Human or Machine?

The boundaries between humans and machines is a recurrent theme in Chinese SF. Prostheses, cyborgs and human clones being grown for body parts each raise troubling questions about our humanity. Chen Qiufan’s novel “Waste Tide”, won the Gold Award for Best Novel at the 2013 Chinese Nebula Awards. It takes place in Silicone Island in South China, specialised for recycling electronic waste, including prosthetic body parts. Qiufan described how he switched the default gender of his main waste worker character to female. Mimi, whose name means “honey sweet” in the Teresa Teng song, becomes a “cyborg and a goddess” in her struggle with the gangs. The obvious relevance of the ecological plot is lost somewhat in translation and my cultural ignorance. The English of Waste Tide includes “chiaroscuro, topolect, Matthew effect and monomer”. I stumbled hardest with “Saola”, which I found after half an hour to be “a critically endangered Vietnamese deer hunted to extinction for its scent glands.” Gu Shi’s novella “Chimera” concerns a talented female biologist, who creates a human-pig chimera to save Tony, her son who she left at birth. 100 years later, police officer Luo Ming is investigating a spaceship carrying a giant chimera that keeps being used to cultivate organs for longevity customers, but something has gone wrong.

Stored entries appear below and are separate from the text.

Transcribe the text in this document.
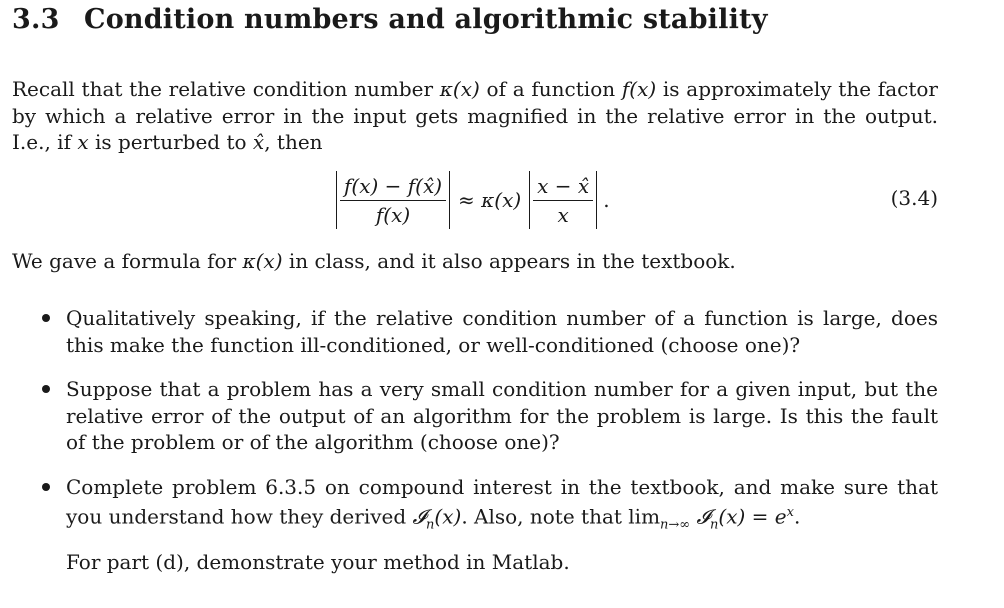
3.3 Condition numbers and algorithmic stability
Recall that the relative condition number κ(x) of a function f(x) is approximately the factor by which a relative error in the input gets magnified in the relative error in the output. I.e., if x is perturbed to x̂, then
$\frac{f(x) - f(x̂)}{f(x)} \approx \kappa(x) \frac{x - x̂}{x}$ .	(3.4)
We gave a formula for κ(x) in class, and it also appears in the textbook.
Qualitatively speaking, if the relative condition number of a function is large, does this make the function ill-conditioned, or well-conditioned (choose one)?
Suppose that a problem has a very small condition number for a given input, but the relative error of the output of an algorithm for the problem is large. Is this the fault of the problem or of the algorithm (choose one)?
Complete problem 6.3.5 on compound interest in the textbook, and make sure that you understand how they derived 𝓘$_n$(x). Also, note that $\lim_{n\to\infty}$ 𝓘$_n$(x) = $e^x$.
For part (d), demonstrate your method in Matlab.
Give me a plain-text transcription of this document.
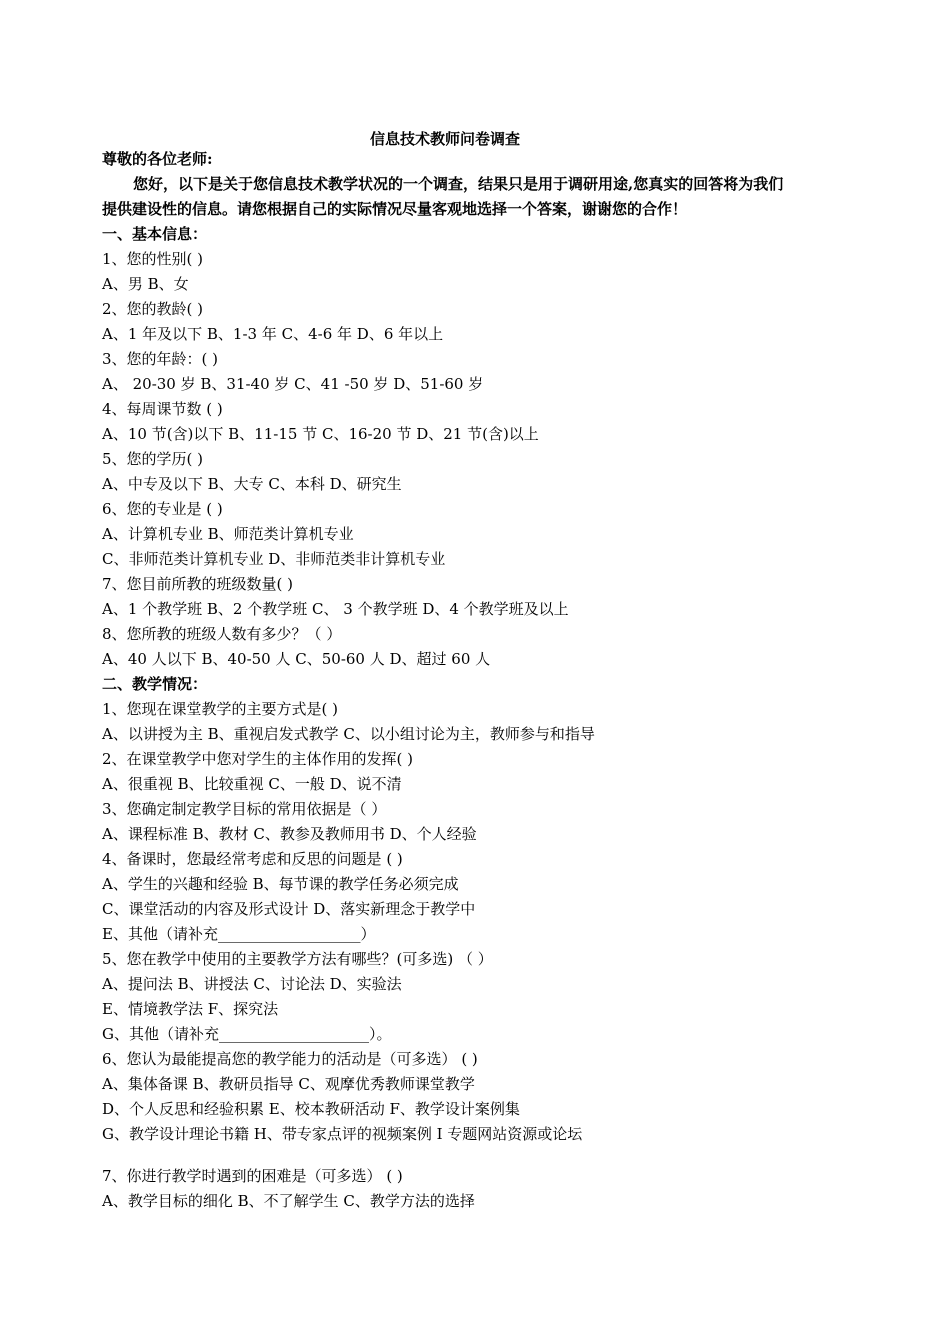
信息技术教师问卷调查
尊敬的各位老师:
您好，以下是关于您信息技术教学状况的一个调查，结果只是用于调研用途,您真实的回答将为我们
提供建设性的信息。请您根据自己的实际情况尽量客观地选择一个答案，谢谢您的合作！
一、基本信息：
1、您的性别( )
A、男 B、女
2、您的教龄( )
A、1 年及以下 B、1-3 年 C、4-6 年 D、6 年以上
3、您的年龄：( )
A、 20-30 岁 B、31-40 岁 C、41 -50 岁 D、51-60 岁
4、每周课节数 ( )
A、10 节(含)以下 B、11-15 节 C、16-20 节 D、21 节(含)以上
5、您的学历( )
A、中专及以下 B、大专 C、本科 D、研究生
6、您的专业是 ( )
A、计算机专业 B、师范类计算机专业
C、非师范类计算机专业 D、非师范类非计算机专业
7、您目前所教的班级数量( )
A、1 个教学班 B、2 个教学班 C、 3 个教学班 D、4 个教学班及以上
8、您所教的班级人数有多少？（ ）
A、40 人以下 B、40-50 人 C、50-60 人 D、超过 60 人
二、教学情况：
1、您现在课堂教学的主要方式是( )
A、以讲授为主 B、重视启发式教学 C、以小组讨论为主，教师参与和指导
2、在课堂教学中您对学生的主体作用的发挥( )
A、很重视 B、比较重视 C、一般 D、说不清
3、您确定制定教学目标的常用依据是（ ）
A、课程标准 B、教材 C、教参及教师用书 D、个人经验
4、备课时，您最经常考虑和反思的问题是 ( )
A、学生的兴趣和经验 B、每节课的教学任务必须完成
C、课堂活动的内容及形式设计 D、落实新理念于教学中
E、其他（请补充___________________）
5、您在教学中使用的主要教学方法有哪些？(可多选) （ ）
A、提问法 B、讲授法 C、讨论法 D、实验法
E、情境教学法 F、探究法
G、其他（请补充____________________）。
6、您认为最能提高您的教学能力的活动是（可多选） ( )
A、集体备课 B、教研员指导 C、观摩优秀教师课堂教学
D、个人反思和经验积累 E、校本教研活动 F、教学设计案例集
G、教学设计理论书籍 H、带专家点评的视频案例 I 专题网站资源或论坛
7、你进行教学时遇到的困难是（可多选） ( )
A、教学目标的细化 B、不了解学生 C、教学方法的选择
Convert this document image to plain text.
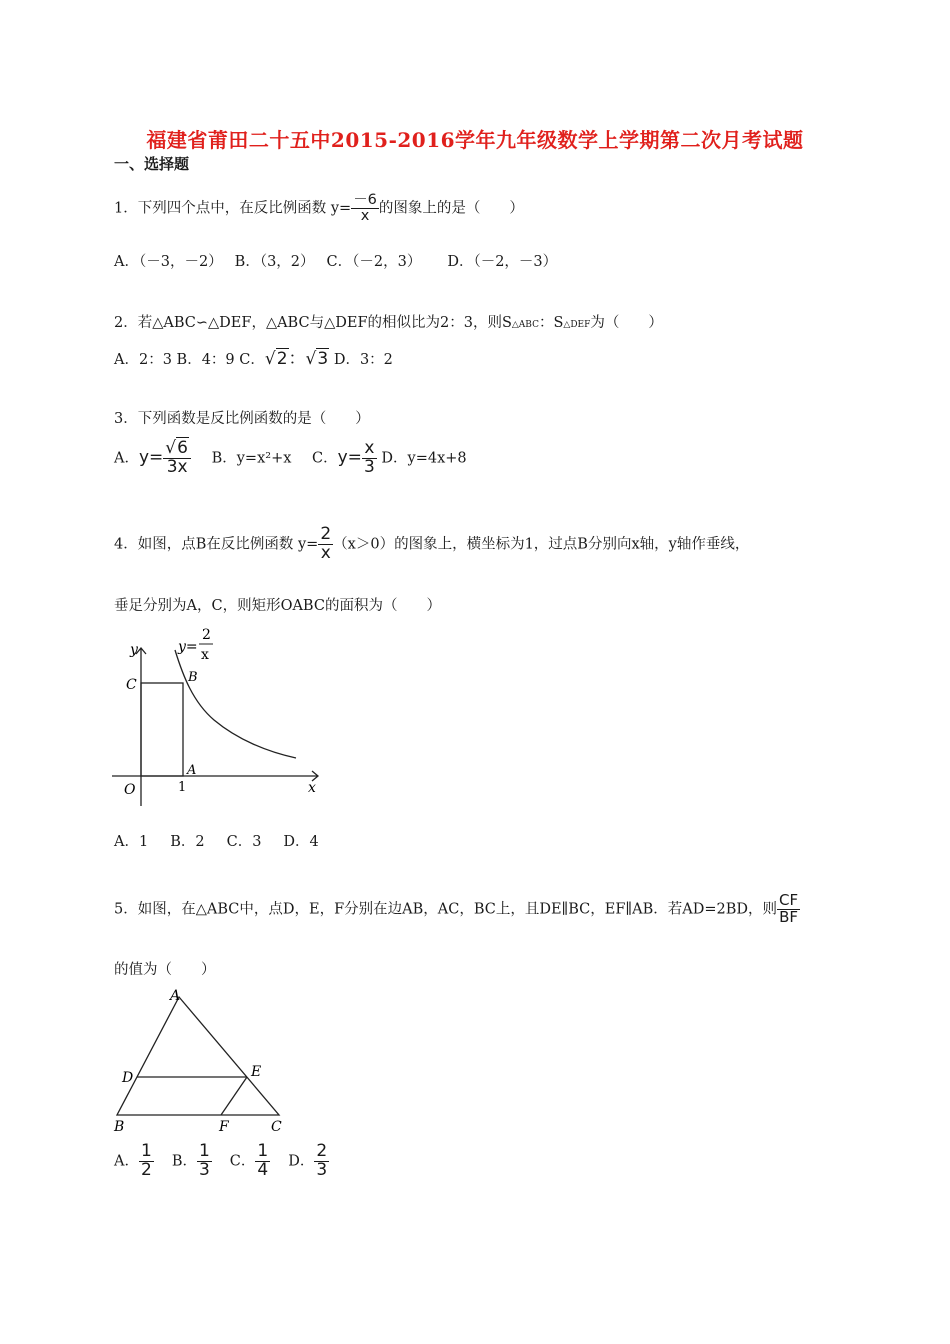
福建省莆田二十五中2015-2016学年九年级数学上学期第二次月考试题
一、选择题
1．下列四个点中，在反比例函数 $y= \frac{-6}{x}$ 的图象上的是（　　）
A．（－3，－2） B．（3，2） C．（－2，3） D．（－2，－3）
2．若△ABC∽△DEF，△ABC与△DEF的相似比为2：3，则S△ABC：S△DEF为（　　）
A．2：3 B．4：9 C．√2：√3 D．3：2
3．下列函数是反比例函数的是（　　）
A．$y= \frac{√6}{3x}$ B．y=x²+x C．$y= \frac{x}{3}$ D．y=4x+8
4．如图，点B在反比例函数 $y= \frac{2}{x} (x>0)$的图象上，横坐标为1，过点B分别向x轴，y轴作垂线，
垂足分别为A，C，则矩形OABC的面积为（　　）
y
x
O
A
B
C
1
y=
2
x
A．1 B．2 C．3 D．4
5．如图，在△ABC中，点D，E，F分别在边AB，AC，BC上，且DE∥BC，EF∥AB．若AD=2BD，则 $\frac{CF}{BF}$
的值为（　　）
A
B	C
D	E
F
A． $\frac{1}{2}$ B． $\frac{1}{3}$ C． $\frac{1}{4}$ D． $\frac{2}{3}$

I recall Kazuo Ishiguro’s novel “Never Let Me Go”, which concerns human clones being raised to provide spare body parts for their original. As they emerge into adulthood, the clones have to donate more and more body parts and leading to their early death. The depersonalisation and identity diffusion of clone stories unsettle me quite a lot, so I have put off reading “Chimera” for now. “Utopia or dystopia?” is another major theme of Chinese SF. Dr Heather Inwood of Cambridge University contributed to the Edinburgh Uni SF seminar with descriptions of the recent enthusiasm for apocalypse plots. Sometimes plots combine utopian and dystopian elements, such as “A Perfect Apocalypse”. She writes in Chinese-language columns for newspapers, websites and magazines and is well-placed to describe the fan base issue, for example on the Chinese SF in English web-site wuxiaworld.com.